Reputation: 987
I'm attempting to coerce an existing NHibernate application into something like a multi-tenant application. The data model is fairly large (60+ entities) although only a small subset of these entities need to be secured. As an added wrinkle, the data access model is used in separate applications that should disregard security.
To that end, I've created further entities that represent an ACL on the securable entities.
I've managed to get something that looks like security by adding a LoadCollection listener. When a collection of secured entities is loaded, I check the ACL for each one and remove it from the list if access isn't allowed.
However, I can't figure out how to accomplish the same thing when loading a single entity. I have a PreLoad event listener and I'm able to determine if the caller has access. If they don't have access, I would like to return a null item. I've tried setting the entity associated with the event to null and evicting the entity from the session.
Documentation on using this event is pretty thin on the ground: Mostly it's events that fire before saving that have worked examples.
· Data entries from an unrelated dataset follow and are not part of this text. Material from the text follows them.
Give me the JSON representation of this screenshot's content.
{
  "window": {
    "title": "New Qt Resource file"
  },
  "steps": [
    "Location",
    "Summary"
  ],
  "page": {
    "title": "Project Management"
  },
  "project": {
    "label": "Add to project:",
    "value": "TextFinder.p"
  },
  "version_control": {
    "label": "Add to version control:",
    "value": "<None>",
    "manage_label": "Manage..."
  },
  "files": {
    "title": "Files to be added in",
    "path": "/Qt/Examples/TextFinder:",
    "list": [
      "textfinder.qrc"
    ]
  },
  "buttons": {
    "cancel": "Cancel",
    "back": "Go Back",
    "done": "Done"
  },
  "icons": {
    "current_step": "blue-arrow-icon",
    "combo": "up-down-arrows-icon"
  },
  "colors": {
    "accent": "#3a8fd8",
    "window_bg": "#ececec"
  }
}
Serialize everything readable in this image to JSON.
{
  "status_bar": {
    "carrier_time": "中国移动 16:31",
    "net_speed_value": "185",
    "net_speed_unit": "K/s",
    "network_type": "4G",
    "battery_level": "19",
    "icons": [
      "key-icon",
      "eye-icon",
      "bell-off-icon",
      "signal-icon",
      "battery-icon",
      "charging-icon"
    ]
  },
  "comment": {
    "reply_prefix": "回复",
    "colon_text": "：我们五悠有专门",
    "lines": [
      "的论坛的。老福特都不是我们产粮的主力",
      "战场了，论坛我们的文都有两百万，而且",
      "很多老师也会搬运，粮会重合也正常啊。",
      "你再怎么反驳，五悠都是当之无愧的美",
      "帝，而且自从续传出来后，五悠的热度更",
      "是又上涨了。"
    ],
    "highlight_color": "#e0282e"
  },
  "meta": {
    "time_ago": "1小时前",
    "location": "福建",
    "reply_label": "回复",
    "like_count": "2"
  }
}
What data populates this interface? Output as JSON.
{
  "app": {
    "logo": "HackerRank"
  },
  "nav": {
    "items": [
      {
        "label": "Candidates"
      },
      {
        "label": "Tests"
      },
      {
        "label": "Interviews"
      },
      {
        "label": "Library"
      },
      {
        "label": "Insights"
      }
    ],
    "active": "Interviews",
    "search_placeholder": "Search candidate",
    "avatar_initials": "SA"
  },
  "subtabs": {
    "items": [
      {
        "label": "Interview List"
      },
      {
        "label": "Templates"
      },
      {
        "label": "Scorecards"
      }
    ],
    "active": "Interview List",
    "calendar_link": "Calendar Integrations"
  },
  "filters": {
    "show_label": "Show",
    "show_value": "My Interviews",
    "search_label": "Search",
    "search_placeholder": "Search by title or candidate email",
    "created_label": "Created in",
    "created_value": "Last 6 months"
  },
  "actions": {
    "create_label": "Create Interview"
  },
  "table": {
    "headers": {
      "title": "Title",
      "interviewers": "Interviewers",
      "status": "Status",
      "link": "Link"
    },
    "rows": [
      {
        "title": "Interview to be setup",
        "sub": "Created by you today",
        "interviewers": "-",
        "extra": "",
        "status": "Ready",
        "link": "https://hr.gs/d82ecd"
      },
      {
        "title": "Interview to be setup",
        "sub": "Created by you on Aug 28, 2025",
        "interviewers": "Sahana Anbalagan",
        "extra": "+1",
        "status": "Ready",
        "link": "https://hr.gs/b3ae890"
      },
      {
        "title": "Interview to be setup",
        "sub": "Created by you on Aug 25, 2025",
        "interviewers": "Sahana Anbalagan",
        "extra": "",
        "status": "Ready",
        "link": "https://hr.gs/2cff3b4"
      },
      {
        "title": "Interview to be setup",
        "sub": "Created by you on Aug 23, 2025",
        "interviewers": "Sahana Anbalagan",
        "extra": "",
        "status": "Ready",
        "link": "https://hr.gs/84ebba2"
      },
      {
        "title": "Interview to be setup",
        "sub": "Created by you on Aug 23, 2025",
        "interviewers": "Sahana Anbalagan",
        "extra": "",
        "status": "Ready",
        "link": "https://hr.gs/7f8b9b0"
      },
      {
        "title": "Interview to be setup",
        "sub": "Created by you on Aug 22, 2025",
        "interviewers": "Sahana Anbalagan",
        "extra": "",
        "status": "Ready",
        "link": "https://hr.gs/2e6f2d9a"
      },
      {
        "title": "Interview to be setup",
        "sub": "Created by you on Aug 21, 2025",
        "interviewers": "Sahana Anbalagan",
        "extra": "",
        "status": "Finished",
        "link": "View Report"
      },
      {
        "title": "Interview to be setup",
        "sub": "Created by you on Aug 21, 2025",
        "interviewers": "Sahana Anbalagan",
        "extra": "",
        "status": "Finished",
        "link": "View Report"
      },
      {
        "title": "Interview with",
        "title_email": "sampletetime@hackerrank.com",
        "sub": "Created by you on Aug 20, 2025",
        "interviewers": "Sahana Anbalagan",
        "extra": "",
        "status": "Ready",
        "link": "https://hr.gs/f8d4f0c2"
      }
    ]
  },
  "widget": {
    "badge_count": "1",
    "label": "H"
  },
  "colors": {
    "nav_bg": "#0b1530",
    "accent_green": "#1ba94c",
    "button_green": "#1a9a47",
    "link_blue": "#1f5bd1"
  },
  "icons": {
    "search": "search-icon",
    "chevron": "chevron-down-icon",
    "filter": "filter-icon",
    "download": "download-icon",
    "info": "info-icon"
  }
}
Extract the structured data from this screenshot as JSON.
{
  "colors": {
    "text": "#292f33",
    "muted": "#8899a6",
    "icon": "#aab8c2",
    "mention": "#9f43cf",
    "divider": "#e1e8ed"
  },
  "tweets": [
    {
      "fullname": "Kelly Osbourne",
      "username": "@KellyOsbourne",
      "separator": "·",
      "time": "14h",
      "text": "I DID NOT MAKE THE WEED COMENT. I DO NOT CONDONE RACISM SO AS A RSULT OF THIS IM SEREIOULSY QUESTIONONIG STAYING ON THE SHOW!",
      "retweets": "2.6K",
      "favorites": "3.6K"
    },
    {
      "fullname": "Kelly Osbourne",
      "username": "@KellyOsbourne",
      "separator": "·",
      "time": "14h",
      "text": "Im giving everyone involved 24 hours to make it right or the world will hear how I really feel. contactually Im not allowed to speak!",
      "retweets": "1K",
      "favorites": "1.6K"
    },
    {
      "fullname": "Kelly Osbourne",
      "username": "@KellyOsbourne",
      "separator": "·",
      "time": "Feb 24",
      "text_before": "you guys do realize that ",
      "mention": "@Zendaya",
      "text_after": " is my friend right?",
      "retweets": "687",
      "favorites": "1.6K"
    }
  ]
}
The NHibernate Cookbook uses a very old version of NHibernate with a different signature for events (e.g. they return bool rather than the void of NHibernate 3.3.x).
Edit: After spelunking through the NHibernate source, I've determined that I was looking at the wrong Load event. I tried "PreLoad" and "PostLoad", not realizing that the plain old "Load" event was what I was after.
This has raised a new issue though: When loading an object that is not secured, but has a secured parent, my Load event listener will fire for the proxy of the parent. Eager-loading or not, the parent proxy won't have a correct ACL: It is coming up empty every time.
Upvotes: 1
Views: 609
Reputation: 1538
A good full example for a NHibernate application using this design can be found in NHibernate best practices, we're using it for a enterprise, heavy web application with more than 300 entities with big success. On top of that we implemented a context control mechanism, each end user is requesting a security token on log-in and use it on every sequential call, on every sequential call we check the security token for validation and use it to create an additional criterion that limit each user access depending on his\her configuration. It was a big project, but it gave us a good infrastructure for developing and maintenance.